6) Reaction Formation involves behaving in a fashion diametrically opposed to an unacceptable feeling or impulse. An example is the extremely independent person who says he needs no help and no friends but in fact has strong longings to be taken care of. He makes unconscious use of reaction formation because in his experience to express needs for help and support is to invite rejection and ridicule.

7) Displacement is the redirection of feelings toward a relatively less cared for, and thus less important person or object, than the person/situation/object arousing the feelings. Example: yelling at the kids when one is really angry at the boss.

8) Undoing is an action that symbolically reverses an unacceptable feeling/impulse/behavior. The rituals engaged in by obsessive-compulsives (such as touching a doorknob 3 times before being able to leave a room; compulsive hand washing; complicated thought rituals) are often, but not always, attempts to magically neutralize a guilt feeling or to ward off some expected punishment.

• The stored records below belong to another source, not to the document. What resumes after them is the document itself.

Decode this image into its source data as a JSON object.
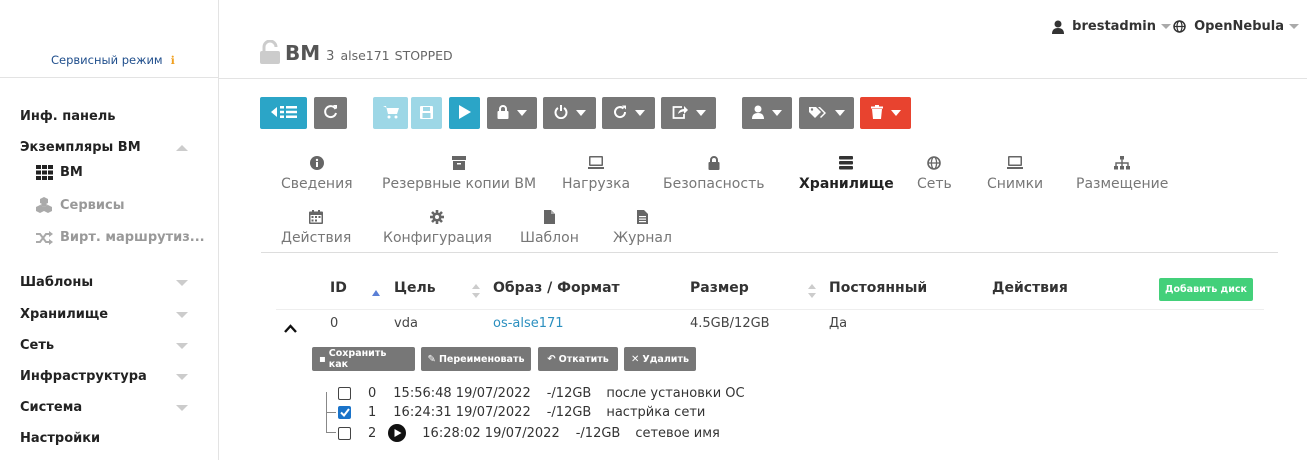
{
  "sidebar": {
    "mode_label": "Сервисный режим",
    "mode_icon": "info-icon",
    "items": [
      {
        "label": "Инф. панель"
      },
      {
        "label": "Экземпляры ВМ"
      },
      {
        "label": "Шаблоны"
      },
      {
        "label": "Хранилище"
      },
      {
        "label": "Сеть"
      },
      {
        "label": "Инфраструктура"
      },
      {
        "label": "Система"
      },
      {
        "label": "Настройки"
      }
    ],
    "subitems": [
      {
        "label": "ВМ",
        "icon": "grid-icon",
        "active": true
      },
      {
        "label": "Сервисы",
        "icon": "cubes-icon",
        "active": false
      },
      {
        "label": "Вирт. маршрутиз...",
        "icon": "random-icon",
        "active": false
      }
    ]
  },
  "header": {
    "title": "ВМ",
    "vm_id": "3",
    "vm_name": "alse171",
    "vm_state": "STOPPED",
    "user": "brestadmin",
    "zone": "OpenNebula"
  },
  "tabs": [
    {
      "label": "Сведения",
      "icon": "info-circle-icon"
    },
    {
      "label": "Резервные копии ВМ",
      "icon": "archive-icon"
    },
    {
      "label": "Нагрузка",
      "icon": "monitor-icon"
    },
    {
      "label": "Безопасность",
      "icon": "lock-icon"
    },
    {
      "label": "Хранилище",
      "icon": "database-icon",
      "active": true
    },
    {
      "label": "Сеть",
      "icon": "globe-icon"
    },
    {
      "label": "Снимки",
      "icon": "laptop-icon"
    },
    {
      "label": "Размещение",
      "icon": "sitemap-icon"
    },
    {
      "label": "Действия",
      "icon": "calendar-icon"
    },
    {
      "label": "Конфигурация",
      "icon": "cog-icon"
    },
    {
      "label": "Шаблон",
      "icon": "file-icon"
    },
    {
      "label": "Журнал",
      "icon": "file-text-icon"
    }
  ],
  "table": {
    "headers": [
      "ID",
      "Цель",
      "Образ / Формат",
      "Размер",
      "Постоянный",
      "Действия"
    ],
    "add_disk_label": "Добавить диск",
    "row": {
      "id": "0",
      "target": "vda",
      "image": "os-alse171",
      "size": "4.5GB/12GB",
      "persistent": "Да"
    },
    "snapshot_actions": [
      "Сохранить как",
      "Переименовать",
      "Откатить",
      "Удалить"
    ],
    "snapshots": [
      {
        "id": "0",
        "date": "15:56:48 19/07/2022",
        "size": "-/12GB",
        "name": "после установки ОС",
        "checked": false,
        "active": false
      },
      {
        "id": "1",
        "date": "16:24:31 19/07/2022",
        "size": "-/12GB",
        "name": "настрйка сети",
        "checked": true,
        "active": false
      },
      {
        "id": "2",
        "date": "16:28:02 19/07/2022",
        "size": "-/12GB",
        "name": "сетевое имя",
        "checked": false,
        "active": true
      }
    ]
  },
  "colors": {
    "teal": "#2ba5c7",
    "gray": "#777777",
    "red": "#e8432f",
    "green": "#43d07a",
    "link": "#2b8fbf"
  }
}
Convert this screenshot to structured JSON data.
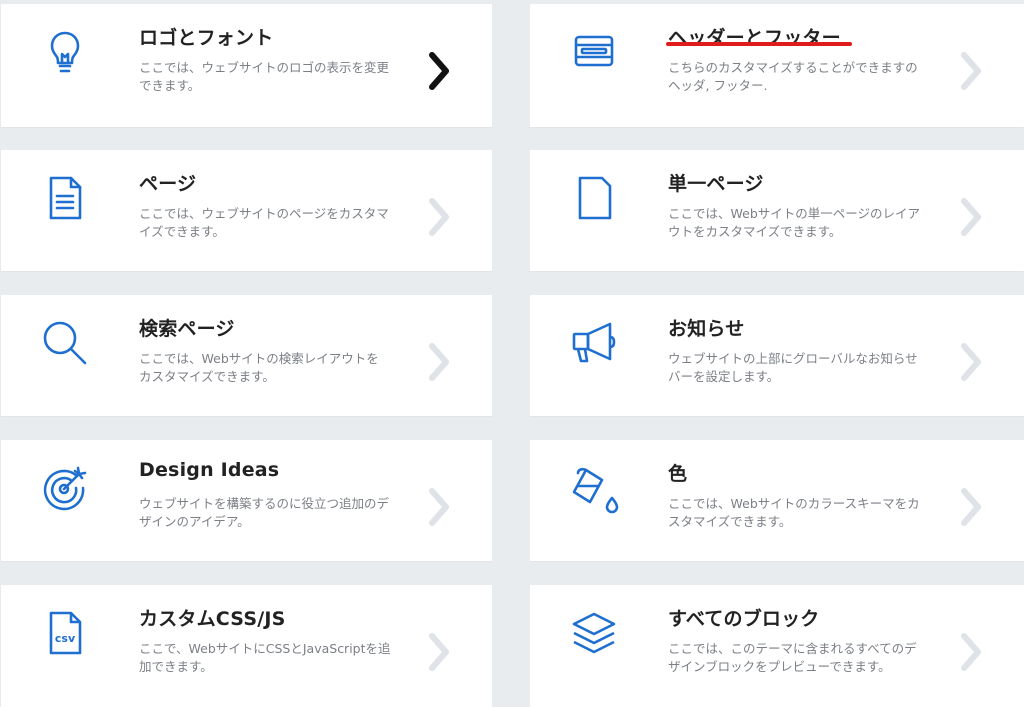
{
  "colors": {
    "accent": "#1f6fd0",
    "chevron_inactive": "#dfe2e6",
    "chevron_active": "#111111",
    "highlight_underline": "#e01b1b"
  },
  "cards": [
    {
      "id": "logo-font",
      "icon": "lightbulb-icon",
      "title": "ロゴとフォント",
      "desc": "ここでは、ウェブサイトのロゴの表示を変更できます。"
    },
    {
      "id": "header-footer",
      "icon": "header-footer-icon",
      "title": "ヘッダーとフッター",
      "desc": "こちらのカスタマイズすることができますのヘッダ, フッター."
    },
    {
      "id": "pages",
      "icon": "document-icon",
      "title": "ページ",
      "desc": "ここでは、ウェブサイトのページをカスタマイズできます。"
    },
    {
      "id": "single-page",
      "icon": "blank-page-icon",
      "title": "単一ページ",
      "desc": "ここでは、Webサイトの単一ページのレイアウトをカスタマイズできます。"
    },
    {
      "id": "search-page",
      "icon": "search-icon",
      "title": "検索ページ",
      "desc": "ここでは、Webサイトの検索レイアウトをカスタマイズできます。"
    },
    {
      "id": "announcement",
      "icon": "megaphone-icon",
      "title": "お知らせ",
      "desc": "ウェブサイトの上部にグローバルなお知らせバーを設定します。"
    },
    {
      "id": "design-ideas",
      "icon": "target-icon",
      "title": "Design Ideas",
      "desc": "ウェブサイトを構築するのに役立つ追加のデザインのアイデア。"
    },
    {
      "id": "colors",
      "icon": "paint-bucket-icon",
      "title": "色",
      "desc": "ここでは、Webサイトのカラースキーマをカスタマイズできます。"
    },
    {
      "id": "custom-css-js",
      "icon": "csv-file-icon",
      "title": "カスタムCSS/JS",
      "desc": "ここで、WebサイトにCSSとJavaScriptを追加できます。"
    },
    {
      "id": "all-blocks",
      "icon": "layers-icon",
      "title": "すべてのブロック",
      "desc": "ここでは、このテーマに含まれるすべてのデザインブロックをプレビューできます。"
    }
  ]
}
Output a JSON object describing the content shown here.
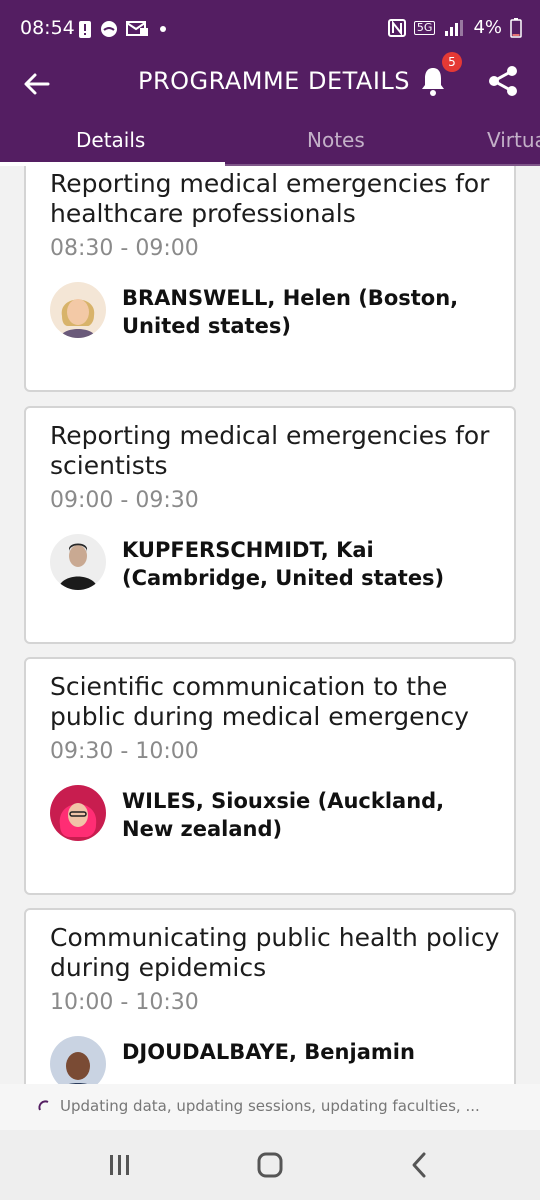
{
  "status": {
    "time": "08:54",
    "battery": "4%",
    "network": "5G",
    "left_icons": [
      "alert-icon",
      "messenger-icon",
      "mail-icon",
      "dot-icon"
    ],
    "right_icons": [
      "nfc-icon",
      "5g-icon",
      "signal-icon",
      "battery-icon"
    ]
  },
  "header": {
    "title": "PROGRAMME DETAILS",
    "notification_count": "5",
    "icons": [
      "back-arrow-icon",
      "bell-icon",
      "share-icon"
    ]
  },
  "tabs": [
    {
      "label": "Details",
      "active": true
    },
    {
      "label": "Notes",
      "active": false
    },
    {
      "label": "Virtua",
      "active": false
    }
  ],
  "sessions": [
    {
      "title": "Reporting medical emergencies for healthcare professionals",
      "time": "08:30 - 09:00",
      "speaker": "BRANSWELL, Helen (Boston, United states)"
    },
    {
      "title": "Reporting medical emergencies for scientists",
      "time": "09:00 - 09:30",
      "speaker": "KUPFERSCHMIDT, Kai (Cambridge, United states)"
    },
    {
      "title": "Scientific communication to the public during medical emergency",
      "time": "09:30 - 10:00",
      "speaker": "WILES, Siouxsie (Auckland, New zealand)"
    },
    {
      "title": "Communicating public health policy during epidemics",
      "time": "10:00 - 10:30",
      "speaker": "DJOUDALBAYE, Benjamin"
    }
  ],
  "loading": {
    "text": "Updating data, updating sessions, updating faculties, ..."
  },
  "colors": {
    "brand": "#541e62",
    "badge": "#e53935"
  },
  "nav": [
    "recent-apps-icon",
    "home-icon",
    "back-icon"
  ]
}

9) Identification with the aggressor: a threatening person is identified with (which means to take on some of his/her characteristics) as a way to lessen anxiety caused by that person. Example: a child who plays doctor in an unconscious effort to allay anxiety about an upcoming appointment. Example: a political kidnap victim who begins to sympathize with the radical views of the kidnappers.

10) Intellectualization is an emphasis on abstractions or irrelevant details or inanimate objects or external reality to avoid experiencing feelings and to avoid expressing them. Example is physician who in giving bad news to patients immediately emphasizes technical details about drug treatment (frequency, dosage, research results, etc.) to the exclusion of grappling with patient's fear/sadness and physician's own fear/sadness.